Vallas in with roar, out with rancor
The city's polarizing schools chief leaves a five-year legacy of broad achievements but also some stinging failures.
The 1 p.m. event had been touted to the media the day before, and television cameras and reporters awaited Vallas' arrival in the district headquarters auditorium. The five members of the commission, his bosses, were waiting, too.
But Vallas, feeling he had been unfairly scapegoated and tarnished for the district's budget deficit, had left the building an hour and a half earlier and had no intention of returning.
"I'm not coming. I'm done. I'm out of the building," he told a staffer by cell phone before the event Wednesday.
Later, with the meeting under way and the commission still waiting, a top aide called again, frantic to get him to return.
"I don't need to go through a phony resolution thing," Vallas told the aide.
"I'm tired," he said, turning his attention to a reporter. "I've got this [heart] arrhythmia. I'm beat up. I've got a headache. I've got boxes all over the house. . . . That's why I don't want to put up with any bulls-. I just want to go and get out."
Vallas, 54, who came to town in July 2002 like a dynamo bringing a wave of optimism to a beleaguered district, left office last week at odds not only with the board that hired him but also with Mayor Street. He will start as superintendent of the New Orleans district tomorrow.
The unrest has come despite his tenure's plethora of accomplishments, which have earned the district and him national recognition in recent weeks: substantial increases in elementary test scores, a proliferation of smaller theme-based high schools, a standardized curriculum, more certified teachers, and more programs for the youngest students and those most disruptive.
But those accomplishments became clouded by a $73 million "surprise" deficit that surfaced in the fall in the district's $2.02 billion budget and the ensuing power struggle between Vallas and his commission bosses. The district's money crunch is expected to force layoffs, the loss of supplemental arts programs, and other cuts in the months ahead.
The relationship between Vallas and the commission turned even icier in the spring. Vallas disclosed last week that Chairman James Nevels had summoned him and told him that he "no longer had the support of the commission" and that it was time for him to leave - an assertion that Nevels has denied.
Vallas, who earned $375,000 this school year, including performance and retention bonuses, leaves the district awash in another funding crisis while teachers, parents and educators wonder whether the good he did can be sustained and improved upon, or whether it was a mirage that will fade as money woes persist.
"For me, the jury's still out on what his final legacy will be," said Helen Gym, a parent and education activist, "but it's obvious we're going to be living with a deficit. That's a responsibility shared by the SRC, Vallas, the city and the state."
Gov. Rendell, in a telephone interview last week, blasted commissioners for failing to support Vallas and said they were as much to blame for the deficit as Vallas was.
"He did not get the support throughout his tenure that his accomplishments deserved," Rendell said.
He wishes Vallas were staying: "It's a real loss."

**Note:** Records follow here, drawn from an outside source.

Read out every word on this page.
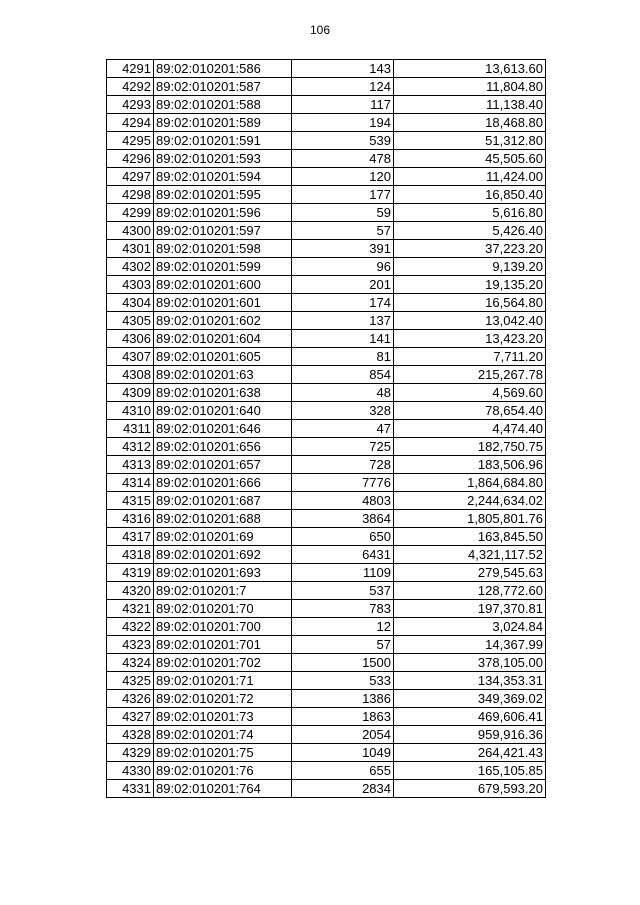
106
4291	89:02:010201:586	143	13,613.60
4292	89:02:010201:587	124	11,804.80
4293	89:02:010201:588	117	11,138.40
4294	89:02:010201:589	194	18,468.80
4295	89:02:010201:591	539	51,312.80
4296	89:02:010201:593	478	45,505.60
4297	89:02:010201:594	120	11,424.00
4298	89:02:010201:595	177	16,850.40
4299	89:02:010201:596	59	5,616.80
4300	89:02:010201:597	57	5,426.40
4301	89:02:010201:598	391	37,223.20
4302	89:02:010201:599	96	9,139.20
4303	89:02:010201:600	201	19,135.20
4304	89:02:010201:601	174	16,564.80
4305	89:02:010201:602	137	13,042.40
4306	89:02:010201:604	141	13,423.20
4307	89:02:010201:605	81	7,711.20
4308	89:02:010201:63	854	215,267.78
4309	89:02:010201:638	48	4,569.60
4310	89:02:010201:640	328	78,654.40
4311	89:02:010201:646	47	4,474.40
4312	89:02:010201:656	725	182,750.75
4313	89:02:010201:657	728	183,506.96
4314	89:02:010201:666	7776	1,864,684.80
4315	89:02:010201:687	4803	2,244,634.02
4316	89:02:010201:688	3864	1,805,801.76
4317	89:02:010201:69	650	163,845.50
4318	89:02:010201:692	6431	4,321,117.52
4319	89:02:010201:693	1109	279,545.63
4320	89:02:010201:7	537	128,772.60
4321	89:02:010201:70	783	197,370.81
4322	89:02:010201:700	12	3,024.84
4323	89:02:010201:701	57	14,367.99
4324	89:02:010201:702	1500	378,105.00
4325	89:02:010201:71	533	134,353.31
4326	89:02:010201:72	1386	349,369.02
4327	89:02:010201:73	1863	469,606.41
4328	89:02:010201:74	2054	959,916.36
4329	89:02:010201:75	1049	264,421.43
4330	89:02:010201:76	655	165,105.85
4331	89:02:010201:764	2834	679,593.20
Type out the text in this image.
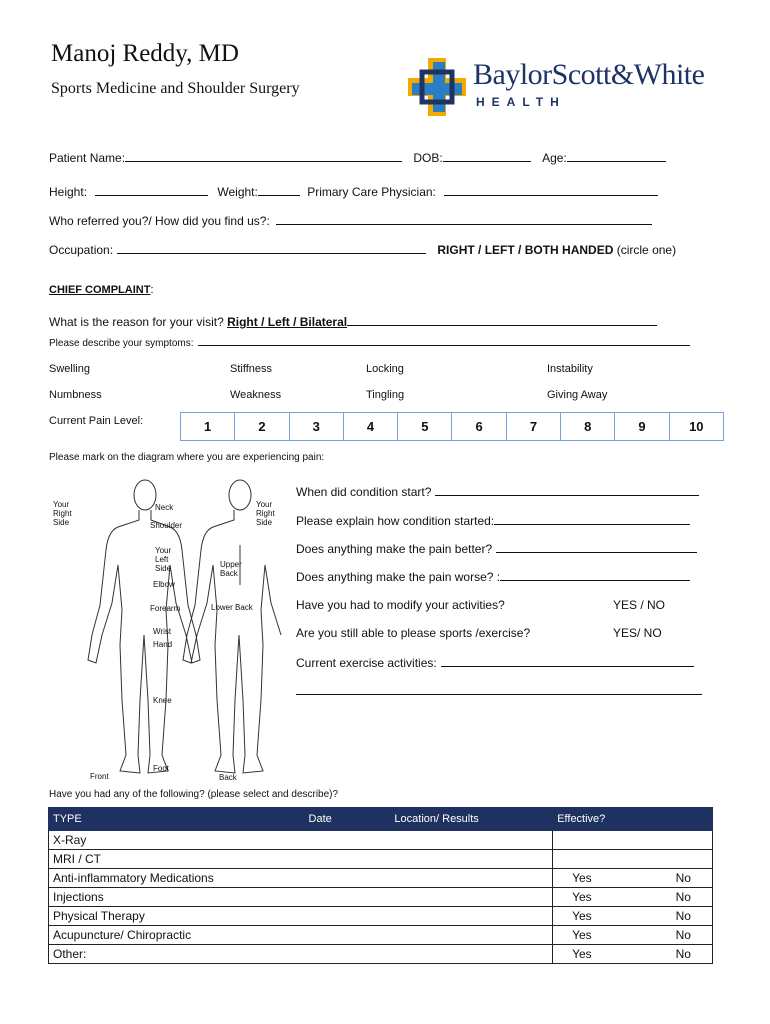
Manoj Reddy, MD
Sports Medicine and Shoulder Surgery	BaylorScott&White
HEALTH
Patient Name:	DOB:	Age:
Height:	Weight:	Primary Care Physician:
Who referred you?/ How did you find us?:
Occupation:	RIGHT / LEFT / BOTH HANDED (circle one)
CHIEF COMPLAINT:
What is the reason for your visit? Right / Left / Bilateral
Please describe your symptoms:
Swelling	Stiffness	Locking	Instability
Numbness	Weakness	Tingling	Giving Away
Current Pain Level:	1	2	3	4	5	6	7	8	9	10
Please mark on the diagram where you are experiencing pain:
Your Right Side
Neck
Shoulder
Your Left Side
Elbow
Forearm
Wrist
Hand
Knee
Foot
Front
Your Right Side
Upper Back
Lower Back
Back
When did condition start?
Please explain how condition started:
Does anything make the pain better?
Does anything make the pain worse? :
Have you had to modify your activities?	YES / NO
Are you still able to please sports /exercise?	YES/ NO
Current exercise activities:
Have you had any of the following? (please select and describe)?
TYPE	Date	Location/ Results	Effective?		
X-Ray					
MRI / CT					
Anti-inflammatory Medications			Yes		No
Injections			Yes		No
Physical Therapy			Yes		No
Acupuncture/ Chiropractic			Yes		No
Other:			Yes		No
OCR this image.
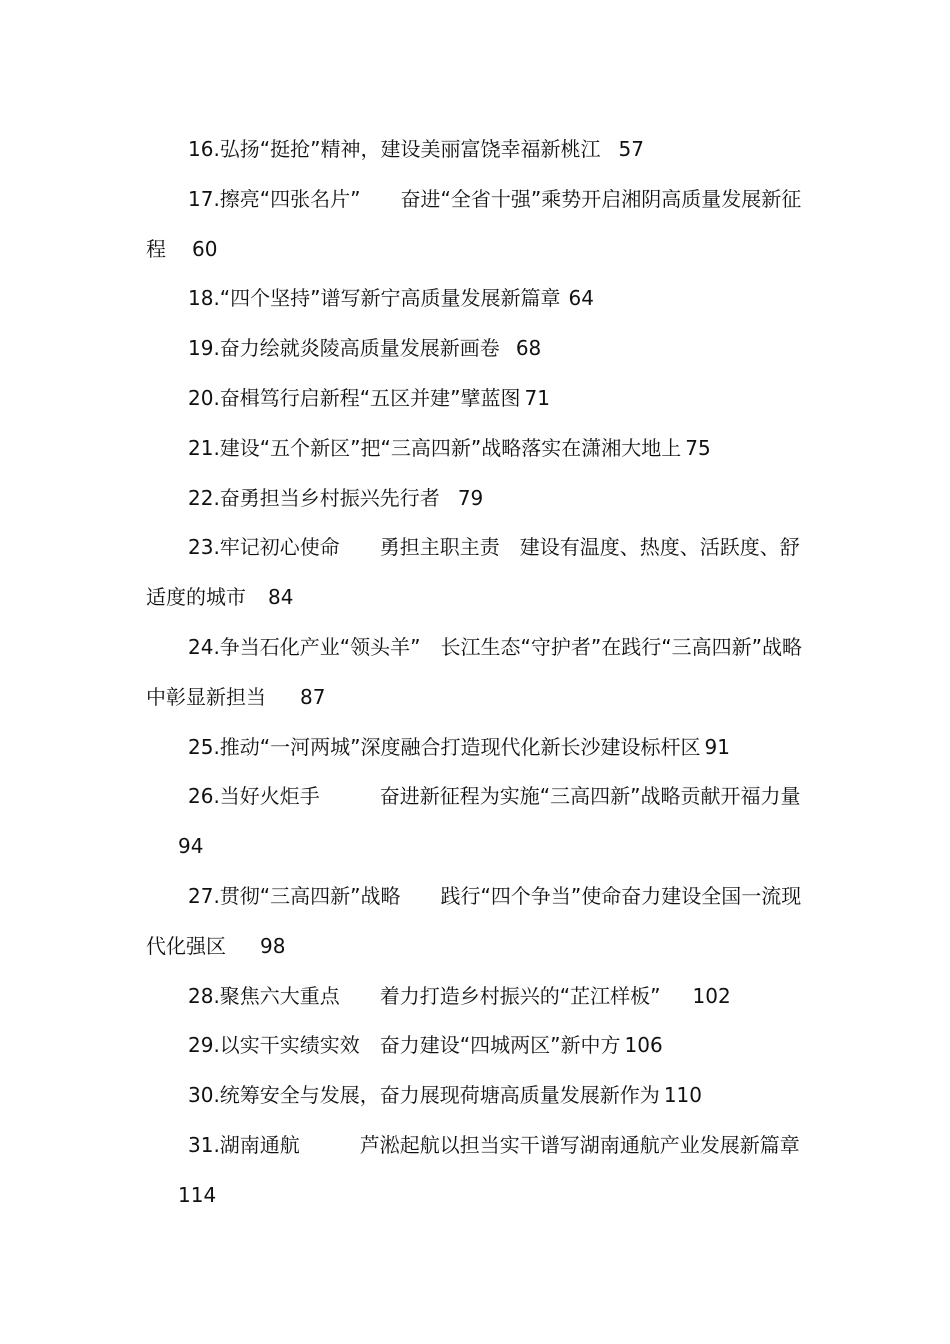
16.弘扬“挺抢”精神，建设美丽富饶幸福新桃江 57

17.擦亮“四张名片”　　奋进“全省十强”乘势开启湘阴高质量发展新征程 60

18.“四个坚持”谱写新宁高质量发展新篇章 64

19.奋力绘就炎陵高质量发展新画卷 68

20.奋楫笃行启新程“五区并建”擘蓝图 71

21.建设“五个新区”把“三高四新”战略落实在潇湘大地上 75

22.奋勇担当乡村振兴先行者 79

23.牢记初心使命　　勇担主职主责　建设有温度、热度、活跃度、舒适度的城市 84

24.争当石化产业“领头羊”　长江生态“守护者”在践行“三高四新”战略中彰显新担当 87

25.推动“一河两城”深度融合打造现代化新长沙建设标杆区 91

26.当好火炬手　　　奋进新征程为实施“三高四新”战略贡献开福力量94

27.贯彻“三高四新”战略　　践行“四个争当”使命奋力建设全国一流现代化强区 98

28.聚焦六大重点　　着力打造乡村振兴的“芷江样板” 102

29.以实干实绩实效　奋力建设“四城两区”新中方 106

30.统筹安全与发展，奋力展现荷塘高质量发展新作为 110

31.湖南通航　　　芦淞起航以担当实干谱写湖南通航产业发展新篇章114
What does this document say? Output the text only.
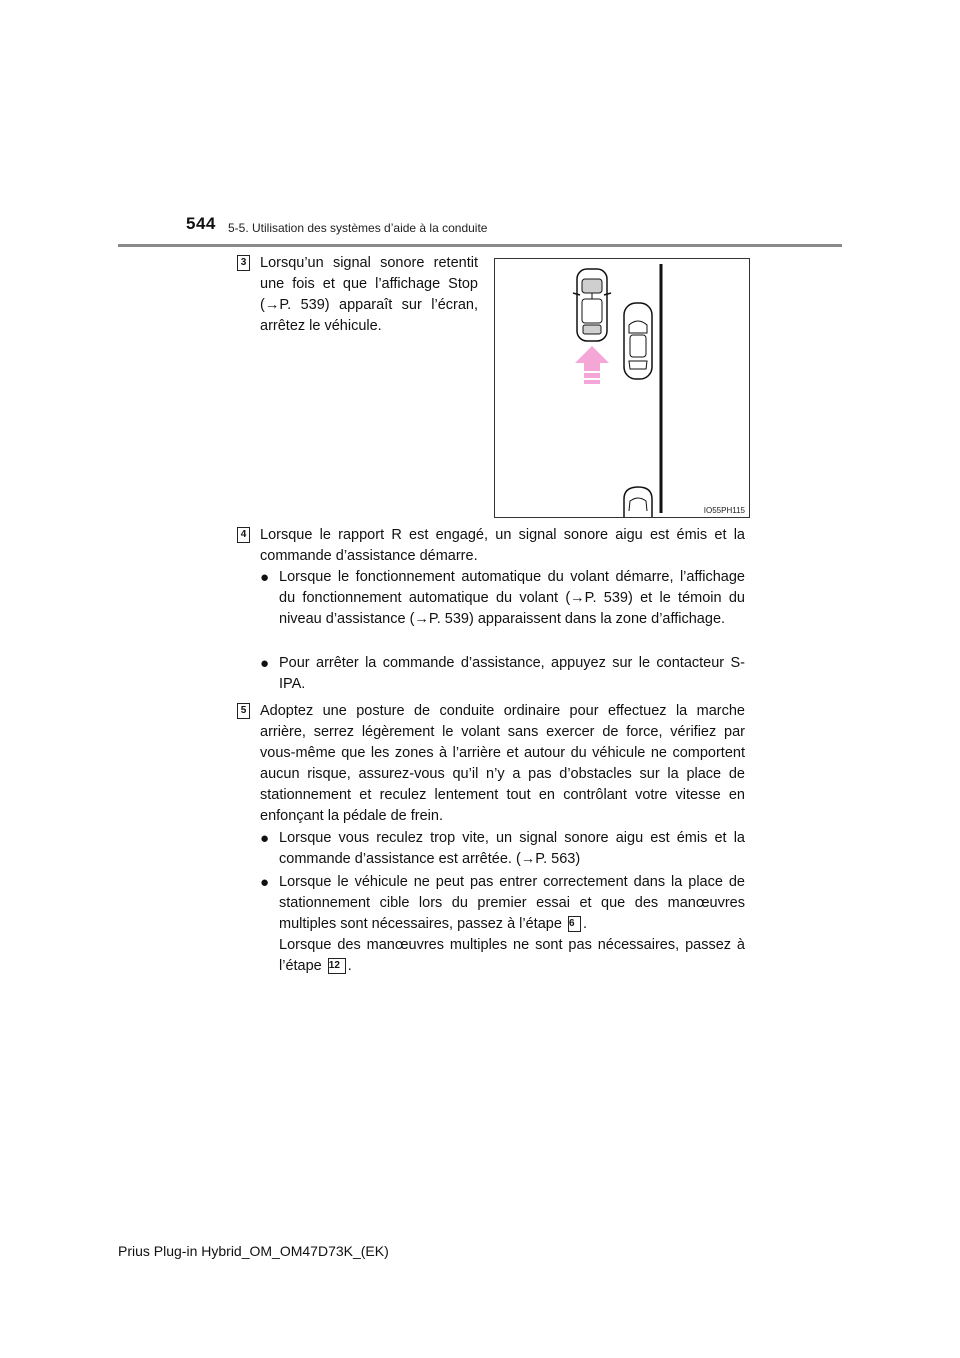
544 5-5. Utilisation des systèmes d’aide à la conduite
3 Lorsqu’un signal sonore retentit une fois et que l’affichage Stop (→P. 539) apparaît sur l’écran, arrêtez le véhicule.

IO55PH115
4 Lorsque le rapport R est engagé, un signal sonore aigu est émis et la commande d’assistance démarre.

● Lorsque le fonctionnement automatique du volant démarre, l’affichage du fonctionnement automatique du volant (→P. 539) et le témoin du niveau d’assistance (→P. 539) apparaissent dans la zone d’affichage.

● Pour arrêter la commande d’assistance, appuyez sur le contacteur S-IPA.

5 Adoptez une posture de conduite ordinaire pour effectuez la marche arrière, serrez légèrement le volant sans exercer de force, vérifiez par vous-même que les zones à l’arrière et autour du véhicule ne comportent aucun risque, assurez-vous qu’il n’y a pas d’obstacles sur la place de stationnement et reculez lentement tout en contrôlant votre vitesse en enfonçant la pédale de frein.

● Lorsque vous reculez trop vite, un signal sonore aigu est émis et la commande d’assistance est arrêtée. (→P. 563)

● Lorsque le véhicule ne peut pas entrer correctement dans la place de stationnement cible lors du premier essai et que des manœuvres multiples sont nécessaires, passez à l’étape 6 .
Lorsque des manœuvres multiples ne sont pas nécessaires, passez à l’étape 12 .

Prius Plug-in Hybrid_OM_OM47D73K_(EK)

Some parents, including Keri White, who has two children at McCall School in Society Hill, still see Vallas as "a knight in shining armor" who delivered on promises as best as he could.
"I don't think you can do all these incredible things without spending money," White said. "And I think the fact that he is going on a sad note is sort of tragic."
While his fortunes faded in Philadelphia, his reputation soared nationally.
The Washington Post featured in a front page article last week the district's progress in lifting its lowest-performing students. A laudatory piece in Time on June 4 highlighted two elementary schools that made a dramatic turnaround. And Tuesday evening, as Vallas stood on the steps of the administration building on North Broad Street, he took a call from 60 Minutes, which wants to profile the New Orleans district.